In this article we study the semiclassical resolvent estimate for the non-selfadjoint Baouendi-Grushin operator on the two-dimensional torus $\mathbb{T}^2=\mathbb{R}^2/(2\pi\mathbb{Z})^2$ with H\"older dampings. The operator is subelliptic degenerating along the vertical direction at $x=0$. We exhibit three different situations: (i) the damping region verifies the geometric control condition with respect to both the non-degenerate Hamiltonian flow and the vertical subelliptic flow; (ii) the undamped region contains a horizontal strip; (iii) the undamped part is a line. In all of these situations, we obtain sharp resolvent estimates.

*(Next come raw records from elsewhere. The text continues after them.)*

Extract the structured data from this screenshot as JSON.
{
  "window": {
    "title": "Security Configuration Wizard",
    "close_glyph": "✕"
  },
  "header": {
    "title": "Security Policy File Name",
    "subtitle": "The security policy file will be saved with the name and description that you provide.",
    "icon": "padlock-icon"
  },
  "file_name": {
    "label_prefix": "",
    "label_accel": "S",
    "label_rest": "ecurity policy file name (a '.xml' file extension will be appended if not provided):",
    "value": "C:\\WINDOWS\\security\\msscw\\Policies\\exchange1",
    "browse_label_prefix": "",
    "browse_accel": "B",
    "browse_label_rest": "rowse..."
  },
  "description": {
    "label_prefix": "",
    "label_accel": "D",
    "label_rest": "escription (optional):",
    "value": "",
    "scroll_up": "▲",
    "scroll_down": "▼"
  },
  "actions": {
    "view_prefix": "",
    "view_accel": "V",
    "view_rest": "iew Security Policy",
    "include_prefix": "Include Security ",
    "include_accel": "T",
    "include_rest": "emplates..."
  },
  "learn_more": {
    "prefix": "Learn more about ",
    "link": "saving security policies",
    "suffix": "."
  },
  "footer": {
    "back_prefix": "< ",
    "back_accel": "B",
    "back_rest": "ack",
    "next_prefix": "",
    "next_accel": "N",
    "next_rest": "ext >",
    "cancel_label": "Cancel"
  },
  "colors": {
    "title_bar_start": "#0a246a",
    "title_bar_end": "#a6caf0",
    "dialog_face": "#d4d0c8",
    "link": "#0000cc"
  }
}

Consequently, we prove the optimal energy decay rate for the associated damped waved equations. For (i) and (iii), our results are in sharp contrast to the Laplace resolvent since the optimal bound is governed by the quasimodes in the subelliptic regime. While for (ii), the optimality is governed by the quasimodes in the elliptic regime, and the optimal energy decay rate is the same as for the classical damped wave equation on $\mathbb{T}^2$. Our analysis contains the study of adapted two-microlocal semiclassical measures, construction of quasimodes and refined Birkhoff normal-form reductions in different regions of the phase-space. Of independent interest, we also obtain the propagation theorem for semiclassical measures of quasimodes microlocalized in the subelliptic regime.